We know we’re doing it, we know it’s giong to hurt, we know we have to stop but we just keep on going. We’re fossil fuel junkies.

From the Wall Street Journal :

The rate of carbon-dioxide emissions from global industry has accelerated in recent years, outstripping even the highest earlier projections, a new study has found.

Carbon-dioxide emissions are believed to be a major factor behind a significant warming of the planet since the Industrial Revolution. The latest research, published in the Proceedings of the National Academy of Sciences, shows that such emissions are growing fastest in China, India and other developing countries that are burning large amounts of coal and other fossil fuels to feed rapid economic growth.

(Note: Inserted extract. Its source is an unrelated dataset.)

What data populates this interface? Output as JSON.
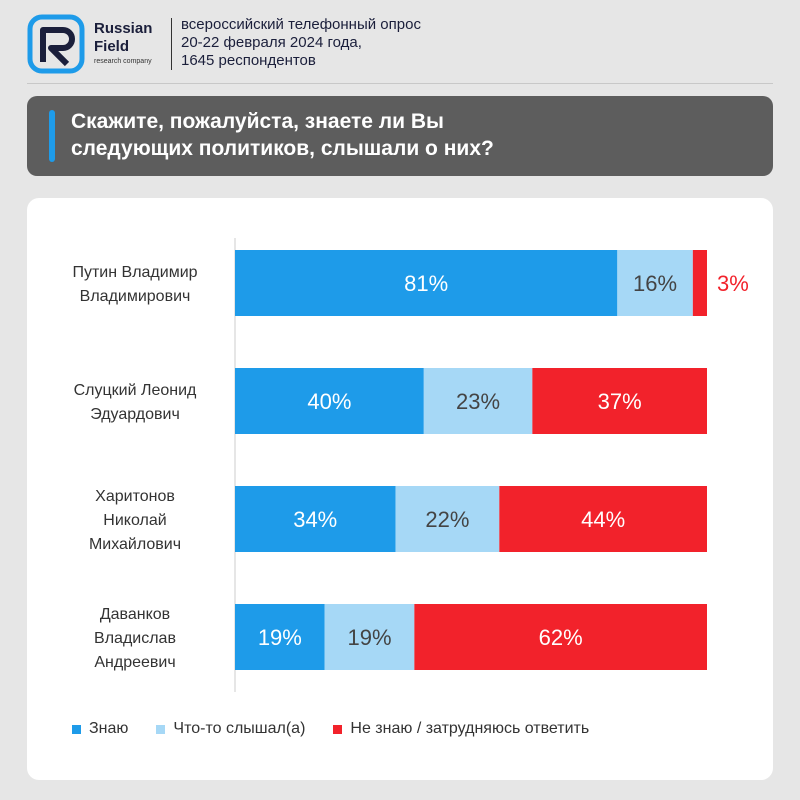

“From 2000 to 2004, the annual rate of growth of carbon-dioxide emissions on a global scale was three times the annual rate seen in the 1990s,” said Christopher Field, an author of the study and an ecologist at the Carnegie Institution of Washington, based in Stanford, California. The growth rate increased to 3.1% per year in the early 2000s from 1.1% per year in the previous decade.

The paper, prepared by a group of international climate scientists, states that from 2000 to 2004, about 7.9 billion tons of carbon dioxide were emitted by industry world-wide. By comparison, the United Nations’ Intergovernmental Panel on Climate Change had projected, under its most extreme scenario, that total emissions over that period would range from 7.2 billion tons to 7.7 billion tons. (Both sets of figures exclude the 1.5 billion tons of carbon dioxide that are annually released into the air as a result of deforestation.)

The latest research, which incorporates more recent observations, could provide ammunition for policy makers calling for a cap on emissions in the U.S. and those who want countries such China and India to burn less fossil fuel — and to burn fuel more efficiently. Projections indicate that by 2025 China will account for 14.2% of world energy consumption, up from 9.8% in 2001, according to data compiled by the U.S. government.

Developing economies accounted for 41% of global carbon-dioxide emissions but 73% of the growth in such emissions in 2004, according to the National Academy of Sciences paper. Developed nations have contributed about 77% of the cumulative emissions of carbon dioxide since the start of the Industrial Revolution in the mid-18th century.

The study also points to a possible reversal in the long-term trend of increasing energy efficiency. Between 1980 and 2000, there was a steady reduction world-wide in the amount of energy required to obtain a certain amount of gross domestic product. There was a similar reduction in the amount of emissions that occurred when a certain amount of energy was used. But in recent years, those improvements appear to have stalled.

“Since 2000, the stalling is clearest in China, but we’re also not seeing much improvement in Europe or Japan,” said Dr. Field. He added that in China and India the higher level of emissions was mainly driven by the push to increase per capita GDP and only modestly because of population growth.